Os verdadeiros inimigos

Firme na minha decisão de manter o TC parado até reavaliação no início da Série B, recuei, momentaneamente, provocado por uma entrevista de Alírio Moraes ao Superesportes. Provocado no melhor sentido, pois o tenho visto com bons olhos, apesar das dificuldades e das falas em demasia. O mandatário coral, no final da entrevista, lamentou o desdenho da torcida pelas metas que traçou para o triênio 2015 a 2017. “A gente fica sendo taxado de delirante, porque quer mudar a realidade do clube. Algo que a torcida mesmo cobra, ela quer uma melhoria, mas ela própria não acredita que possa acontecer.” Alírio Moraes Matutei sobre a fala presidencial, dei razão a Alírio, mas compreendo bem a torcida. Impossível não compreendê-la depois de tantos anos de esculhambação administrativa, que nem mesmo o aclamado Fernando Bezerra Coelho ou o sortudo Antônio Luiz Neto conseguiram — ou mesmo tentaram — minimamente dar um jeito. Alírio Moraes tem, na conta de quem apenas observa de longe, a vantagem de olhar para frente. Enxerga o clube como qualquer torcedor bem informado, e sabe que o Santa Cruz tem uma estrutura medieval e precisa entrar no século em que vive. Contudo, qualquer tricolor também reconhece que são ousadas as metas traçadas, como construção do Centro de Treinamento em três meses, modernização do Arruda, conquista da Copa do NE, do Brasil e vaga na Libertadores.

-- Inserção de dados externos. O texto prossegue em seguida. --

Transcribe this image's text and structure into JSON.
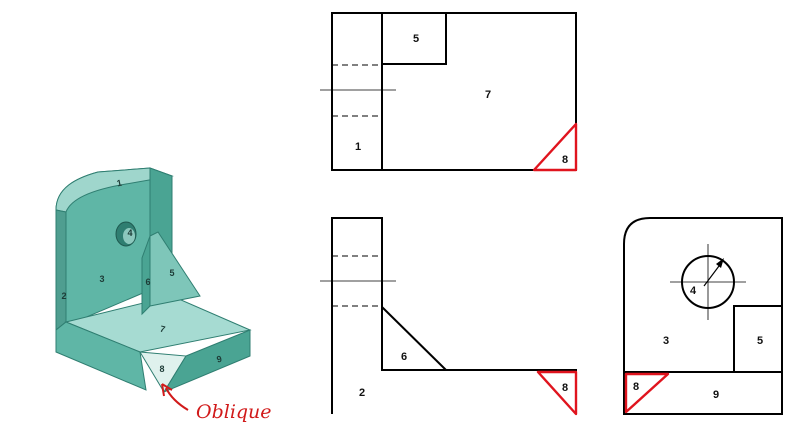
{
  "annotation": {
    "text": "Oblique",
    "color": "#d11a1a"
  },
  "colors": {
    "highlight": "#e0141e",
    "part_face": "#5fb6a6",
    "part_top": "#9fd6cc"
  },
  "isometric": {
    "labels": {
      "top": "1",
      "left": "2",
      "front": "3",
      "hole": "4",
      "rib_front": "5",
      "rib_side": "6",
      "base_top": "7",
      "oblique": "8",
      "base_side": "9"
    }
  },
  "views": {
    "top": {
      "labels": {
        "rib": "5",
        "base": "7",
        "upright": "1",
        "oblique": "8"
      }
    },
    "front": {
      "labels": {
        "rib": "6",
        "upright": "2",
        "oblique": "8"
      }
    },
    "side": {
      "labels": {
        "hole": "4",
        "face": "3",
        "rib": "5",
        "oblique": "8",
        "base": "9"
      }
    }
  }
}
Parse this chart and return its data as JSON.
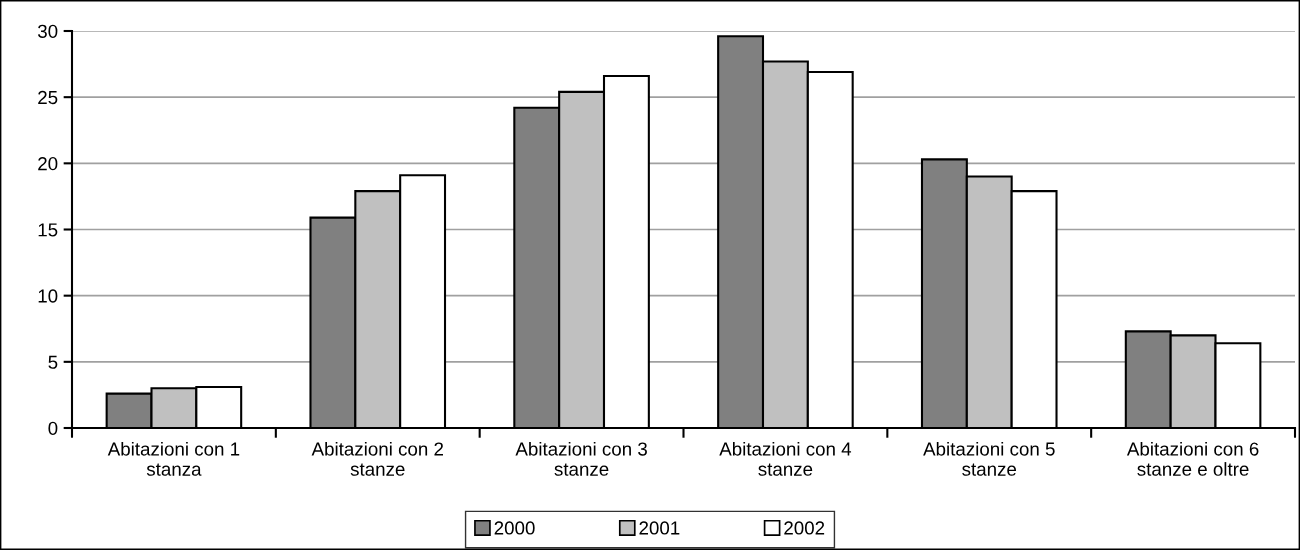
{
  "chart_data": {
    "type": "bar",
    "categories": [
      "Abitazioni con 1\nstanza",
      "Abitazioni con 2\nstanze",
      "Abitazioni con 3\nstanze",
      "Abitazioni con 4\nstanze",
      "Abitazioni con 5\nstanze",
      "Abitazioni con 6\nstanze e oltre"
    ],
    "series": [
      {
        "name": "2000",
        "color": "#808080",
        "values": [
          2.6,
          15.9,
          24.2,
          29.6,
          20.3,
          7.3
        ]
      },
      {
        "name": "2001",
        "color": "#c0c0c0",
        "values": [
          3.0,
          17.9,
          25.4,
          27.7,
          19.0,
          7.0
        ]
      },
      {
        "name": "2002",
        "color": "#ffffff",
        "values": [
          3.1,
          19.1,
          26.6,
          26.9,
          17.9,
          6.4
        ]
      }
    ],
    "ylim": [
      0,
      30
    ],
    "yticks": [
      0,
      5,
      10,
      15,
      20,
      25,
      30
    ],
    "grid": "y",
    "legend": "bottom"
  }
}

Nenhum dos projetos saiu do papel, desde o tempo de Edinho, o diminutivo que reduziu o Santa Cruz a cinzas. Claro, bem explicou o presidente, que não há como garantir a conquista de nada, mas apenas de montar um time capaz de atingir as metas. Ganhar ou perder são coisas do futebol. Metas, porém, são fáceis de traçar e difíceis de alcançar. E quanto maior for a glória prometida, maior também será o tombo, em caso de frustração. Em tempos de descrédito, na perda da fé, cujo reflexo principal é o desaparecimento do torcedor das arquibancadas do Arruda, o silêncio cauteloso talvez seja o melhor caminho até que as coisas, enfim, tenham condição reais de materialização. Ainda assim, é preciso dizer que o presidente Alírio Moraes tem um diferencial dos seus antecessores. Enquanto todos miraram primeiro o futebol, ele identificou como principal alvo uma reforma administrativa, a tal profissionalização que todos nós sonhamos. E já fez o que nenhum outro presidente conseguiu nos últimos trinta anos, reduzir significativamente a dívida do clube, essencial...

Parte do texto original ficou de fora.